The disciplines and fields involved in the above methods are different. Due to space reasons, here is an excerpt of the Louvain algorithm - an optimization-based community discovery method for relatively detailed learning.
Part 03, Louvain - based on modularity optimization method
As mentioned in the previous section, the optimization-based method needs to use the community quality function to evaluate the closeness of the subgraph structure and the community definition. At present, the most widely used quality function is modularity. The Louvain algorithm is based on the modularity. for community discovery. Therefore, we first briefly introduce the definition of modularity.
Newman et al. proposed the concept of modularity to measure the quality of community division. The formula is as follows:
Wherein represents the number of graph nodes and edges between nodes, represents the number of edges in the graph, represents the degree of nodes, and represents the expected value of the number of nodes and the number of edges between nodes and nodes when the edges are randomly placed .

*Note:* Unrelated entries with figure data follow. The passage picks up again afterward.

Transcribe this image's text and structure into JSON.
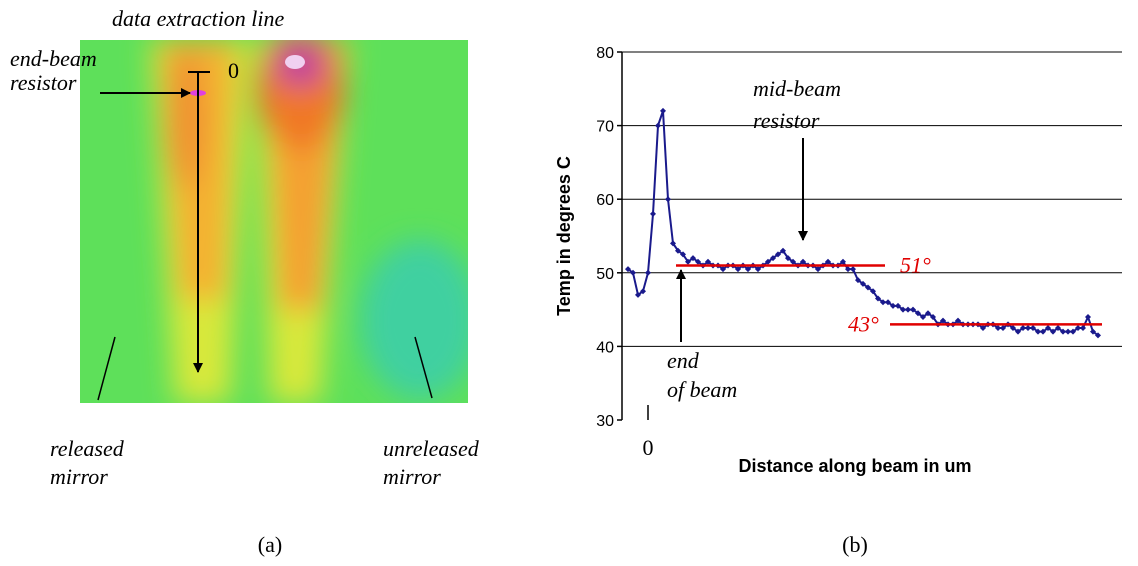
{
  "panel_a": {
    "caption": "(a)",
    "extraction_label": "data extraction line",
    "end_resistor_label": [
      "end-beam",
      "resistor"
    ],
    "zero_label": "0",
    "released_label": [
      "released",
      "mirror"
    ],
    "unreleased_label": [
      "unreleased",
      "mirror"
    ]
  },
  "chart_data": {
    "type": "line",
    "caption": "(b)",
    "x_label": "Distance along beam in um",
    "y_label": "Temp in degrees C",
    "xlim": [
      -26,
      474
    ],
    "xticks": [
      0
    ],
    "ylim": [
      30,
      80
    ],
    "yticks": [
      30,
      40,
      50,
      60,
      70,
      80
    ],
    "grid": true,
    "x": [
      -20,
      -15,
      -10,
      -5,
      0,
      5,
      10,
      15,
      20,
      25,
      30,
      35,
      40,
      45,
      50,
      55,
      60,
      65,
      70,
      75,
      80,
      85,
      90,
      95,
      100,
      105,
      110,
      115,
      120,
      125,
      130,
      135,
      140,
      145,
      150,
      155,
      160,
      165,
      170,
      175,
      180,
      185,
      190,
      195,
      200,
      205,
      210,
      215,
      220,
      225,
      230,
      235,
      240,
      245,
      250,
      255,
      260,
      265,
      270,
      275,
      280,
      285,
      290,
      295,
      300,
      305,
      310,
      315,
      320,
      325,
      330,
      335,
      340,
      345,
      350,
      355,
      360,
      365,
      370,
      375,
      380,
      385,
      390,
      395,
      400,
      405,
      410,
      415,
      420,
      425,
      430,
      435,
      440,
      445,
      450
    ],
    "series": [
      {
        "color": "#1a1a8c",
        "values": [
          50.5,
          50,
          47,
          47.5,
          50,
          58,
          70,
          72,
          60,
          54,
          53,
          52.5,
          51.5,
          52,
          51.5,
          51,
          51.5,
          51,
          51,
          50.5,
          51,
          51,
          50.5,
          51,
          50.5,
          51,
          50.5,
          51,
          51.5,
          52,
          52.5,
          53,
          52,
          51.5,
          51,
          51.5,
          51,
          51,
          50.5,
          51,
          51.5,
          51,
          51,
          51.5,
          50.5,
          50.5,
          49,
          48.5,
          48,
          47.5,
          46.5,
          46,
          46,
          45.5,
          45.5,
          45,
          45,
          45,
          44.5,
          44,
          44.5,
          44,
          43,
          43.5,
          43,
          43,
          43.5,
          43,
          43,
          43,
          43,
          42.5,
          43,
          43,
          42.5,
          42.5,
          43,
          42.5,
          42,
          42.5,
          42.5,
          42.5,
          42,
          42,
          42.5,
          42,
          42.5,
          42,
          42,
          42,
          42.5,
          42.5,
          44,
          42,
          41.5
        ]
      }
    ],
    "reference_lines": [
      {
        "value": 51,
        "label": "51°",
        "x": [
          28,
          237
        ],
        "color": "#e00000"
      },
      {
        "value": 43,
        "label": "43°",
        "x": [
          242,
          454
        ],
        "color": "#e00000"
      }
    ],
    "annotations": [
      {
        "text": [
          "mid-beam",
          "resistor"
        ]
      },
      {
        "text": [
          "end",
          "of beam"
        ]
      }
    ]
  }
}
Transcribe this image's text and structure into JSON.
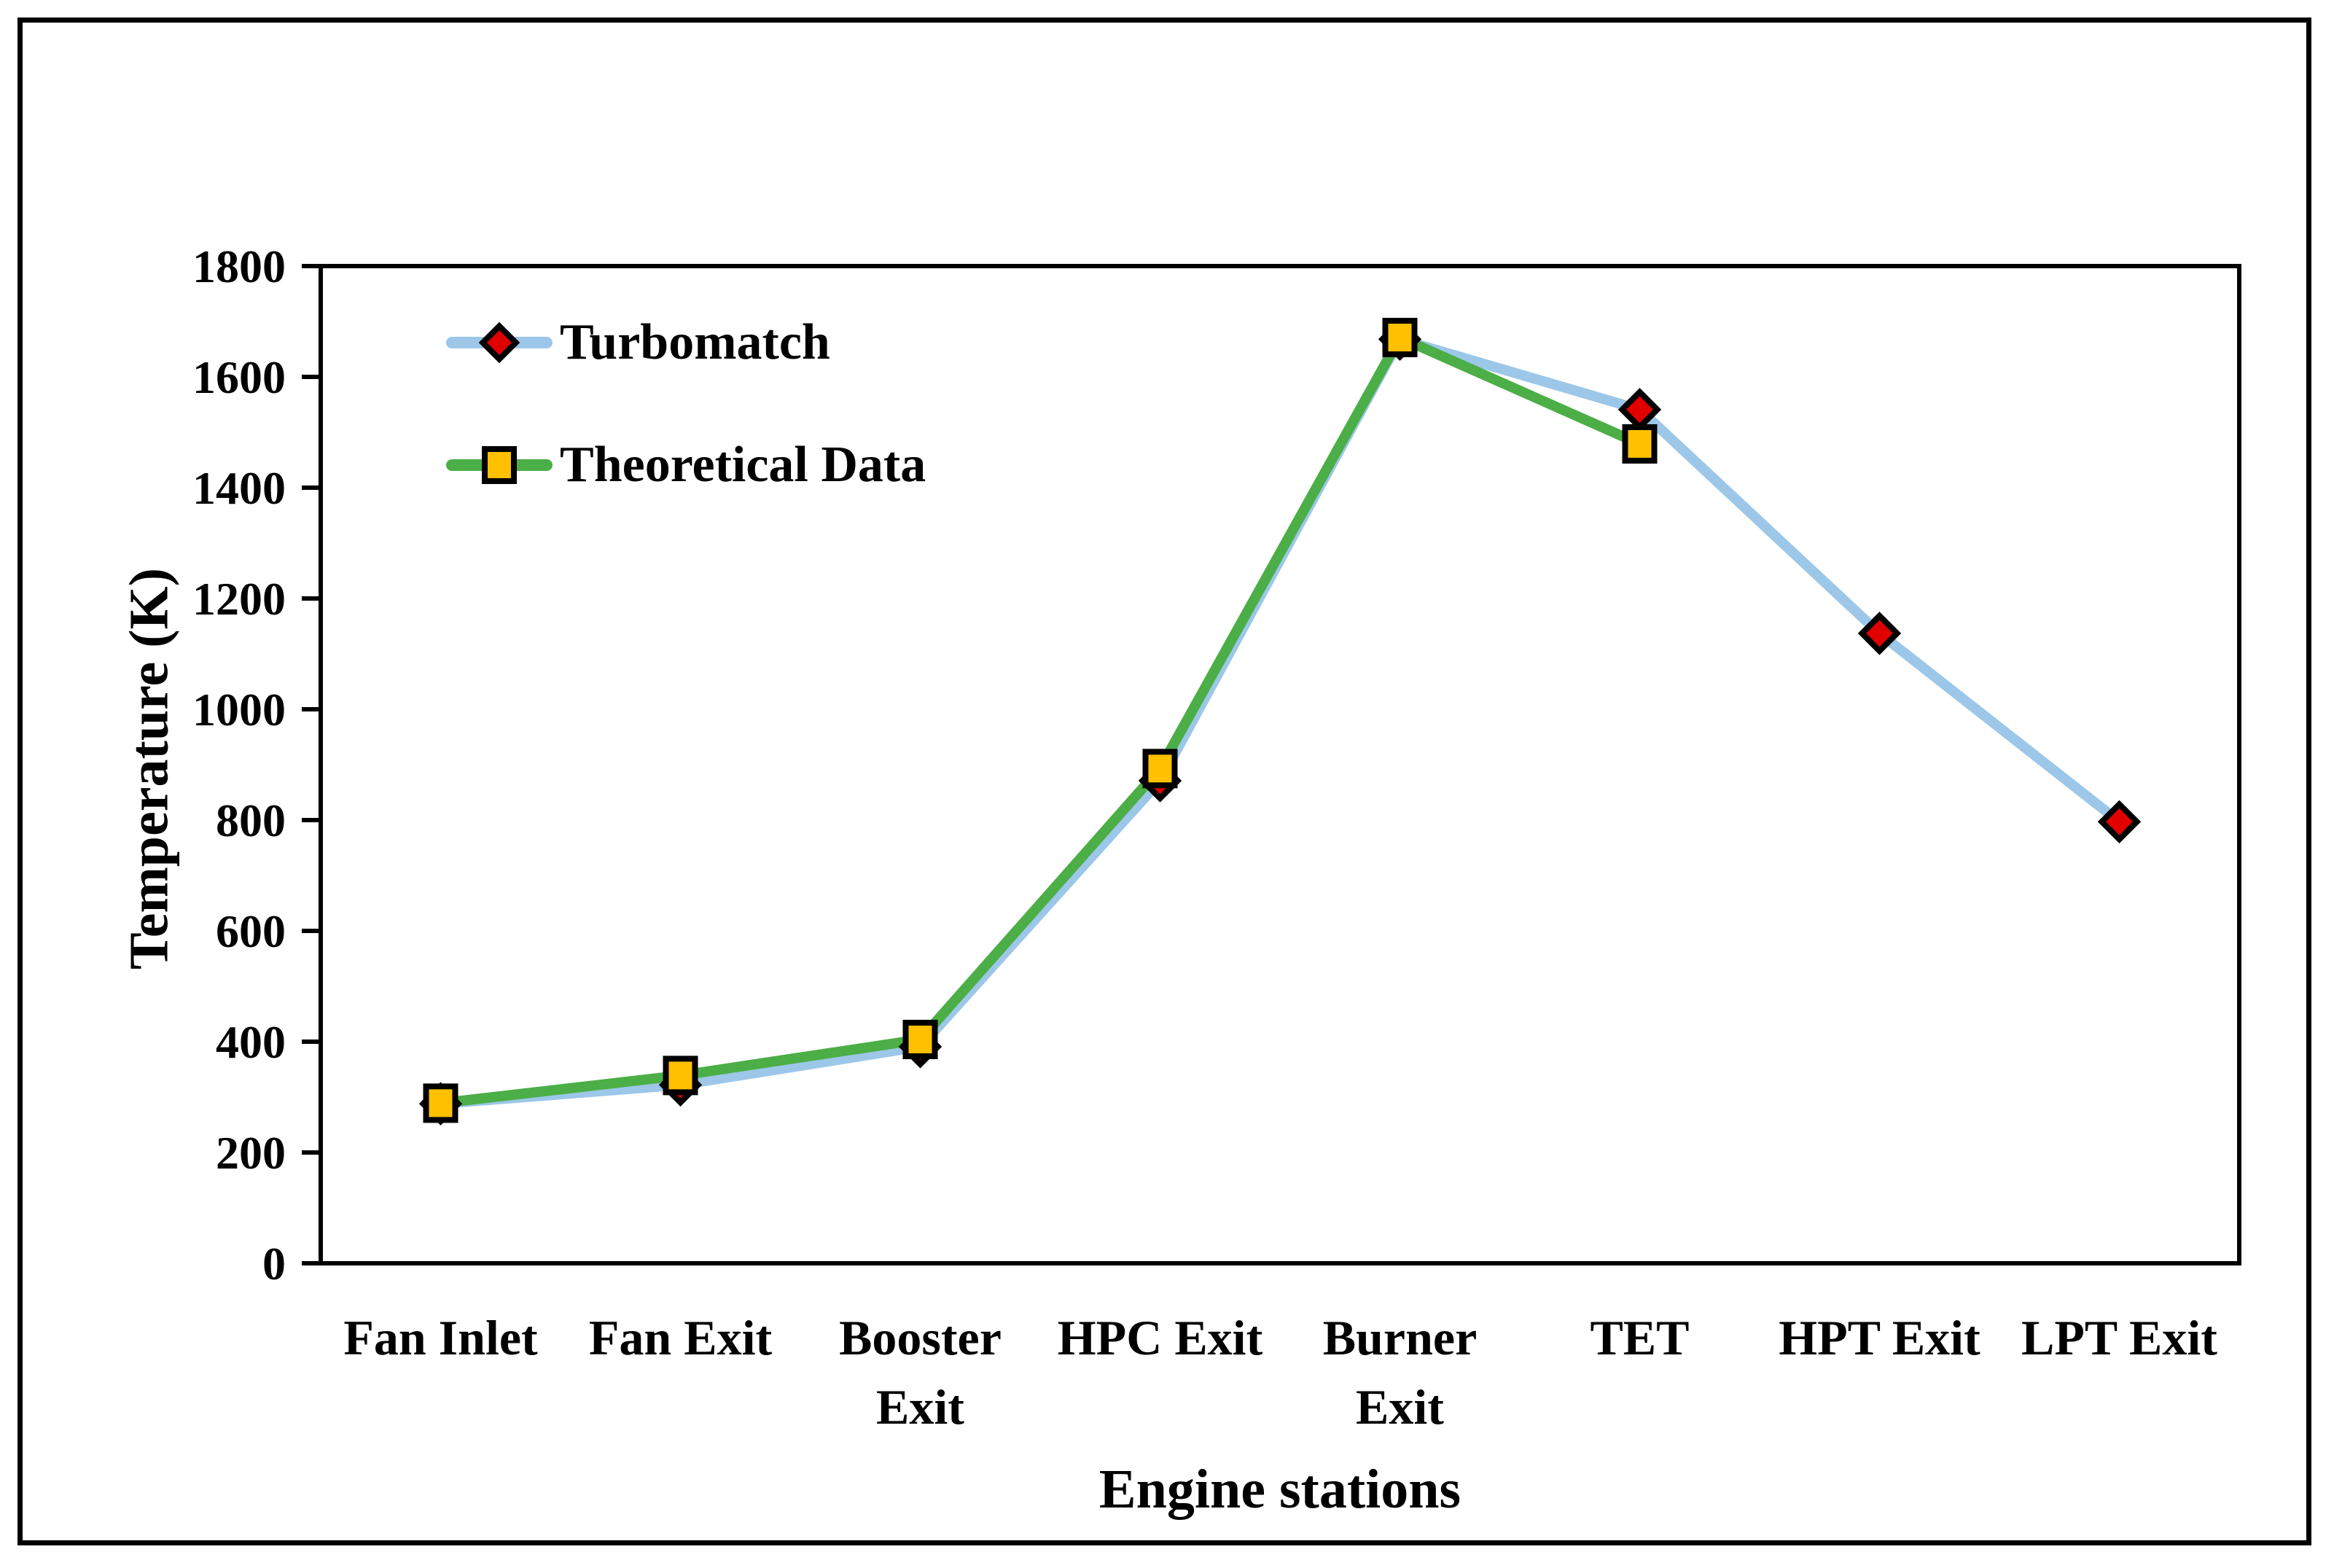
{
  "figure": {
    "background": "#ffffff",
    "border_color": "#000000"
  },
  "chart_data": {
    "type": "line",
    "title": "",
    "xlabel": "Engine stations",
    "ylabel": "Temperature (K)",
    "categories": [
      "Fan Inlet",
      "Fan Exit",
      "Booster\nExit",
      "HPC Exit",
      "Burner\nExit",
      "TET",
      "HPT Exit",
      "LPT Exit"
    ],
    "ylim": [
      0,
      1800
    ],
    "ytick_step": 200,
    "ytick_labels": [
      "0",
      "200",
      "400",
      "600",
      "800",
      "1000",
      "1200",
      "1400",
      "1600",
      "1800"
    ],
    "grid": false,
    "legend_position": "top-left",
    "axis_color": "#000000",
    "series": [
      {
        "name": "Turbomatch",
        "type": "line",
        "line_color": "#9CC7E8",
        "marker": "diamond",
        "marker_color": "#E00000",
        "marker_outline": "#000000",
        "values": [
          288,
          322,
          391,
          871,
          1668,
          1541,
          1137,
          797
        ]
      },
      {
        "name": "Theoretical Data",
        "type": "line",
        "line_color": "#4BAE46",
        "marker": "square",
        "marker_color": "#FFC000",
        "marker_outline": "#000000",
        "values": [
          289,
          339,
          404,
          893,
          1671,
          1479,
          null,
          null
        ]
      }
    ]
  }
}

Therefore, modularity can be simply understood as: the ratio of edges in the community, minus the ratio of the expected number of edges in the community when the edges are randomly placed, divided by a constant value. If a community partition algorithm can divide as many densely connected points as possible into the same community and minimize the connections between communities, then a higher modularity score can be obtained.
The modularity of network division can be easily calculated through the following Python Demo:
import networkx as nx
# G1为原始图,G2为划分后的图,均用networkx.graph来表示
def Modularity(G1,G2):
m=len(G1.edges())
Aab=0
Q=0.0
for a in G1.nodes():
for b in G1.nodes():
if nx.has_path(G2,a,b):
Aab=0
if b in G1.neighbors(a):
Aab=1
Q=Q+(Aab*m*2-nx.degree(G1,a)*nx.degree(G1,b))/(4*m*m)
return Q
- 1.
- 2.
- 3.
- 4.
- 5.
- 6.
- 7.
- 8.
- 9.
- 10.
- 11.
- 12.
- 13.
- 14.
- 15.
The Louvain algorithm is a community discovery algorithm based on modularity proposed by Blondel et al. The whole algorithm can be divided into two stages:
➣ Modularity optimization stage — each node serves as its own community label, and the number of communities in the network is the same as the number of nodes. Calculate the modularity of the graph division at this time as a benchmark, and then try to change the community label of a certain node in the graph one by one, update it to the community label of the neighbor node, calculate the difference between the modularity and the baseline value at this time, and record it as the current division Modularity increments under . Select the network partition that can maximize the modularity increment.

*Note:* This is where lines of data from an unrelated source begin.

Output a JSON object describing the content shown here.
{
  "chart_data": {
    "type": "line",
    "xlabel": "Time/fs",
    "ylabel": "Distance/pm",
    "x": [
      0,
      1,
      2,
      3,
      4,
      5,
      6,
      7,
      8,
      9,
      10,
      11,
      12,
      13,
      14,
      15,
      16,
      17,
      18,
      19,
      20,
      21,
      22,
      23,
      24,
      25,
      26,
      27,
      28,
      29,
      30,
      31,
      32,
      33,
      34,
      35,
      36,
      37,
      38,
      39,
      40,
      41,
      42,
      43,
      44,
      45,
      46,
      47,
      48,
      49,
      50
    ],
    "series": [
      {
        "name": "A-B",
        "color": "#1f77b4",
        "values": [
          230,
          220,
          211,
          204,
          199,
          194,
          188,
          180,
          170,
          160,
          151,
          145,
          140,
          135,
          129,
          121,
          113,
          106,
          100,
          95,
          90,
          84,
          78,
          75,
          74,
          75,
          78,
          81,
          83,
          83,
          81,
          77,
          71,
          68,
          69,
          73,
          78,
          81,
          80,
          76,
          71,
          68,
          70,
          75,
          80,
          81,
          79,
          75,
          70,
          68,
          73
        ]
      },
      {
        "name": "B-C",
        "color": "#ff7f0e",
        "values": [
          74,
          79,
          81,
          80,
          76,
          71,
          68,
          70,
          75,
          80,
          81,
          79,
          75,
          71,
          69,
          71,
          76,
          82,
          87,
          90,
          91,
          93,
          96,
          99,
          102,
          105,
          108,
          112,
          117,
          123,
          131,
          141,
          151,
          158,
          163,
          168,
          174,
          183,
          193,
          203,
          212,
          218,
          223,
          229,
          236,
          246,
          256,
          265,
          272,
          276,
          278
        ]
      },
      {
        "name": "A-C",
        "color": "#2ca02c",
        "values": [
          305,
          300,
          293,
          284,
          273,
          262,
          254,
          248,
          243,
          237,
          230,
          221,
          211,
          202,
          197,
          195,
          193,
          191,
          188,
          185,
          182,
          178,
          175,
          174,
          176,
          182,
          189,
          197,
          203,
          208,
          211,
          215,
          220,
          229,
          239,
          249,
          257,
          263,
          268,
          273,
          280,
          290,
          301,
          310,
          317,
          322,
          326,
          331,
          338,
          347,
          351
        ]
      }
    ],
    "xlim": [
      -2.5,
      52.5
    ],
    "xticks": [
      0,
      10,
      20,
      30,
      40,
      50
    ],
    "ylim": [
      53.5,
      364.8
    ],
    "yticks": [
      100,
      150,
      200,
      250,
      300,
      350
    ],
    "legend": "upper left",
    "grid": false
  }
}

➣ Network cohesion stage— merge each community divided in the previous stage into a new super node, and the edge weight of the node is the sum of the edge weights of all nodes in the original community to build a new network.
The Louvain algorithm iterates between stages 1 and 2 until the modularity increment is negative; the community division at this time is the output of the algorithm.
Part 04. Outlook
In general, CAT, as a comprehensive platform, provides more comprehensive monitoring functions; Zipkin is an open-source call chain analysis tool by Twitter, which is very lightweight and easy to use and deploy; both Pinpoint and SkyWalking focus on link and performance monitoring. Fine-grained tracking data and powerful user interface. With the development of information technology and the wide application of industrial Internet, more and more complex network structures can be encountered in daily life, such as transportation network, financial network, communication network, power transmission network and so on. By analyzing and preprocessing the information contained in these networks at the back end, providing users with more intimate and intelligent services has become an emerging growth point in the information age. As a leading telecom operator in China, China Mobile will certainly be able to rely on extensive and advanced network infrastructure to contribute to the digitization and intelligence of urban services.